Customer service center wait times are impacted by a wide range of factors including hourly customer volume, staffing and scheduling, transaction type, service time, and geographical location. As such, consideration of all of these factors was essential in creating accurate staffing recommendations.
SIMUL8’s simulation software provided DMV with a powerful tool capable of mapping this customer flow within each customer service center. This enabled analysis of all variables simultaneously and significantly improved the quality of analysis.
A simulation model was developed in SIMUL8 utilizing existing queuing system data from the most recent fiscal year to calculate service type probability, average service time by service type, and average hourly customer arrivals. Resources were defined using aggregated serve time from the current queuing system and then adjusted for shrinkage to determine hourly staffing levels.
DMV conducted an initial trial run with hourly customer arrivals being adjusted until the model’s wait time for each customer service center fell into an acceptable range.

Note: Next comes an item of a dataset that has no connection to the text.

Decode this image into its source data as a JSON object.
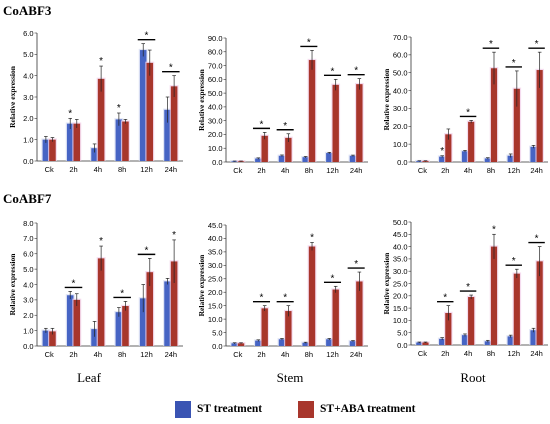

Once normalized, the wait time benchmark was set and the full model was run, using an algorithm designed to identify the lowest number of staff required to accomplish an average wait time at each hour interval.
For each trial, 100 runs were calculated to produce hourly average wait times. The scenario was evaluated chronologically, and at the earliest instance where the average wait time exceeded the benchmark, the staff resource was increased by one.

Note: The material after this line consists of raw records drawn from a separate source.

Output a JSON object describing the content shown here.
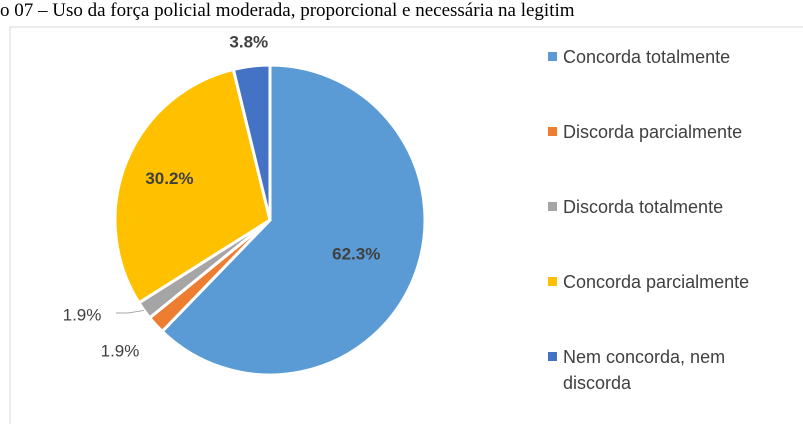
{
  "chart_data": {
    "type": "pie",
    "title": "o 07 – Uso da força policial moderada, proporcional e necessária na legitim",
    "categories": [
      "Concorda totalmente",
      "Discorda parcialmente",
      "Discorda totalmente",
      "Concorda parcialmente",
      "Nem concorda, nem discorda"
    ],
    "values": [
      62.3,
      1.9,
      1.9,
      30.2,
      3.8
    ],
    "value_labels": [
      "62.3%",
      "1.9%",
      "1.9%",
      "30.2%",
      "3.8%"
    ],
    "colors": [
      "#5b9bd5",
      "#ed7d31",
      "#a5a5a5",
      "#ffc000",
      "#4472c4"
    ],
    "legend": "right"
  }
}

Further trials were automatically conducted until staffing levels accomplished the wait time benchmark for a full day of operation. Upon completion, recommendations were evaluated against existing limitations such as maximum staff available and service window availability.
For example, if the model returned a staffing recommendation of 25 in the third hour, but only 12 service windows are available at the site, the staffing numbers were manually reduced to reflect that limitation.
Another trial was completed after manual adjustments were made. If the average wait time met the 20 minute goal, recommended staffing levels were compared to the actual staffing levels, and the variance was reported as the staffing adjustment necessary for each hourly interval to achieve the benchmark.